Still that is no guarantee of success as the dynamic duo - who often dress up as Star Wars characters for their live shows - are going up against eight-time nominee Mary J Blige, and the new liberal political darlings The Dixie Chicks, not to mention such perennial favourites as Justin Timberlake, the Red Hot Chilli Peppers and John Mayer.
Some are guaranteed to go home with a prize Sunday night. Legendary rock bands The Doors, The Grateful Dead and Booker T and the MGs are to receive lifetime achievement awards along with the late opera singer Maria Callas, folk singer Joan Baez, jazz saxophone player Ornette Coleman and late country music icon Bob Wills.
The tributes add to the sense that the Grammys are the biggest night of the year for the world's recording industry, when most of the big players mingle on the red carpet and in numerous after-parties.
The Grammys are also by far the best of the entertainment industry award shows, thanks to the habit of giving out all but the biggest prizes off camera, and devoting the precious air time to one-off appearances that feature great artists in unique collaborations.
This year's line-up is led by the iconic 1980's rock band The Police, who split up in 1984 after garnering five Grammys with such rock classics as Roxanne, Message in a Bottle and Every Breath You Take.
Though the three-man band is not officially reuniting, they are expected to announce a US and Britain tour to mark the 30th anniversary of the release of their signature hit Roxanne.
Other great Grammy moments should be provided by international singing sensation Shakira, who will perform with Haitian hip-hop master Wyclef Jean.
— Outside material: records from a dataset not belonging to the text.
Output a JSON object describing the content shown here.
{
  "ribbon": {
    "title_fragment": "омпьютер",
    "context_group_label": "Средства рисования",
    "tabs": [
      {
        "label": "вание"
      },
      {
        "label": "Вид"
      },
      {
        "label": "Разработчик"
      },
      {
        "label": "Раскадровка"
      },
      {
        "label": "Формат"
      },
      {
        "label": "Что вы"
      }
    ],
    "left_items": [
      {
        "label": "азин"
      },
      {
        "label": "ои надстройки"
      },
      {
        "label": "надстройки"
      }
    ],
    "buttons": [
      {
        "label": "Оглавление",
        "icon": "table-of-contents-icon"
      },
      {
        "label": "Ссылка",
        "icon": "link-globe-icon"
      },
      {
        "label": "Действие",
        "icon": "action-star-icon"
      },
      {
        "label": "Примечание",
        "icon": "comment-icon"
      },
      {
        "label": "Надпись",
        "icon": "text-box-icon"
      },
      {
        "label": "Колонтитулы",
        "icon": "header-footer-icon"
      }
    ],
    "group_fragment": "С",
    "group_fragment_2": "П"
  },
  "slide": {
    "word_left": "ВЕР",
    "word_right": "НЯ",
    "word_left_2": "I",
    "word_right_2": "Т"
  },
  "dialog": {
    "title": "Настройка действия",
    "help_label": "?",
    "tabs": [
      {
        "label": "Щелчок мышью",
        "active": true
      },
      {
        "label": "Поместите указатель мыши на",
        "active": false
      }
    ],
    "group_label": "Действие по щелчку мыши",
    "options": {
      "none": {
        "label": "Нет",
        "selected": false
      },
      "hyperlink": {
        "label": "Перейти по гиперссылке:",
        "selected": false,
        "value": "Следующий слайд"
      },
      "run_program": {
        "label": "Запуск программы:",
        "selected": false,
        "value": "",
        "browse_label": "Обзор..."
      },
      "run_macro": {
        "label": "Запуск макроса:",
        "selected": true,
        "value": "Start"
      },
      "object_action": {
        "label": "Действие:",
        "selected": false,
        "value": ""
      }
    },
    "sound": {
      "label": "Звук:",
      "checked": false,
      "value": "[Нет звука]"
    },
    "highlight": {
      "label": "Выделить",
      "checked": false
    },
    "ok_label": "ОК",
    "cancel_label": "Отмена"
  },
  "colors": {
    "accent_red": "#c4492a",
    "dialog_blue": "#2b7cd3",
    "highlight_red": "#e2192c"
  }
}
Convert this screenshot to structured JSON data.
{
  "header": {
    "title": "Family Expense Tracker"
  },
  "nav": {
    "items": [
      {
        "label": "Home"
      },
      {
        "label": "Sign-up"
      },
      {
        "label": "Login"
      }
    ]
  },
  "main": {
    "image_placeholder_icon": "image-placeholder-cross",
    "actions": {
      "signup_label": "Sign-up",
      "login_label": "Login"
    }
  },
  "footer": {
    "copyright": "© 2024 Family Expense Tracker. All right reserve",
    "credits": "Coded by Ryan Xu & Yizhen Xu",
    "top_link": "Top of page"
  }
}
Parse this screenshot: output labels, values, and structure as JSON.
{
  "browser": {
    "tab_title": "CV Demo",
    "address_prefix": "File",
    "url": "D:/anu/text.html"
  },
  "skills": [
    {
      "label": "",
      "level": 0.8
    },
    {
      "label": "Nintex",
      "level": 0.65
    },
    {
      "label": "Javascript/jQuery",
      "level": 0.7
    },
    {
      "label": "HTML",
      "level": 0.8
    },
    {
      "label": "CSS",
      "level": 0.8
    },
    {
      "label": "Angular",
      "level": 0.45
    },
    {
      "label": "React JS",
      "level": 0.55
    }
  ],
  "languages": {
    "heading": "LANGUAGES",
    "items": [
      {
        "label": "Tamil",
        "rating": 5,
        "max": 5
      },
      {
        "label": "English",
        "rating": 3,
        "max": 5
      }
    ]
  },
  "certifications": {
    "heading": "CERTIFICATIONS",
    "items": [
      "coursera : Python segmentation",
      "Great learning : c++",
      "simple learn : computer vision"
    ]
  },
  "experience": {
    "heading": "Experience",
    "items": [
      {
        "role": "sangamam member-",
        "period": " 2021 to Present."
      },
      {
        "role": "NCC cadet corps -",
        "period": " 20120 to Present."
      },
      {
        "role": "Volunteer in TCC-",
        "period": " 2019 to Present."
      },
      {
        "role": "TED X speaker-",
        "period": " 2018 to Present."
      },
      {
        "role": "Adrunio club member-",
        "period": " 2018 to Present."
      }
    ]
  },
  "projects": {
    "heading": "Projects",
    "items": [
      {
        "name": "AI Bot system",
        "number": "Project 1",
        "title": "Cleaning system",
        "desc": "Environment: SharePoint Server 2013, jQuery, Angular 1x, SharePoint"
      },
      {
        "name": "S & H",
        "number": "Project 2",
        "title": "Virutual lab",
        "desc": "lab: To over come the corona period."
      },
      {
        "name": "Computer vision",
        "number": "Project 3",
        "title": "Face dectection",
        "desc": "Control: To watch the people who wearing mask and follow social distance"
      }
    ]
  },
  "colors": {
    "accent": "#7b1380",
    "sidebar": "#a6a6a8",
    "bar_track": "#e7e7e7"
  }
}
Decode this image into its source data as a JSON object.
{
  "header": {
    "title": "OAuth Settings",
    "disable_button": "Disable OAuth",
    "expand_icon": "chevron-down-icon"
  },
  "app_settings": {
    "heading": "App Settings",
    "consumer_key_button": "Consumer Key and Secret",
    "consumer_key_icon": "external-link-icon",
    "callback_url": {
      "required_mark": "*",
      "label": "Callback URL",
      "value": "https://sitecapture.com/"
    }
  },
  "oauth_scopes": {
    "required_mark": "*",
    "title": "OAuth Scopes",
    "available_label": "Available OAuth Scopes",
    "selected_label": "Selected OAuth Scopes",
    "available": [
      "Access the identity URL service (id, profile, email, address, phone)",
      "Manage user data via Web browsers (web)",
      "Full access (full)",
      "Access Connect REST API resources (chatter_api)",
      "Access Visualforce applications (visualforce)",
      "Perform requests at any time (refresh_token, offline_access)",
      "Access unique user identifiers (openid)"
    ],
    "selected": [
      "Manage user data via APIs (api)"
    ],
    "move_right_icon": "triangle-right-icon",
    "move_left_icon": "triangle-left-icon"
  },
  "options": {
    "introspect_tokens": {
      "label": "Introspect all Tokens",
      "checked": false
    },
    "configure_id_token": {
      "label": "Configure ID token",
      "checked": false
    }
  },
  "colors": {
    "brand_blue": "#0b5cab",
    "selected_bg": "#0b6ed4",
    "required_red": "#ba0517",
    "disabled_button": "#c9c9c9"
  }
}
In addition to this, all the best song and performer nominees will take the stage and there will be two tributes to James Brown.
This emphasis on showcasing the best pop talent in the world, rather than just giving them statuettes, is what has enabled the Grammys in recent years to finally shrug off its unwelcome moniker of The Grannys.
It has also led the Washington Post's influential music critic Eugene Robinson to see the show as offering "a better, more finely detailed portrait of the American zeitgeist than either the Oscars or the Emmys".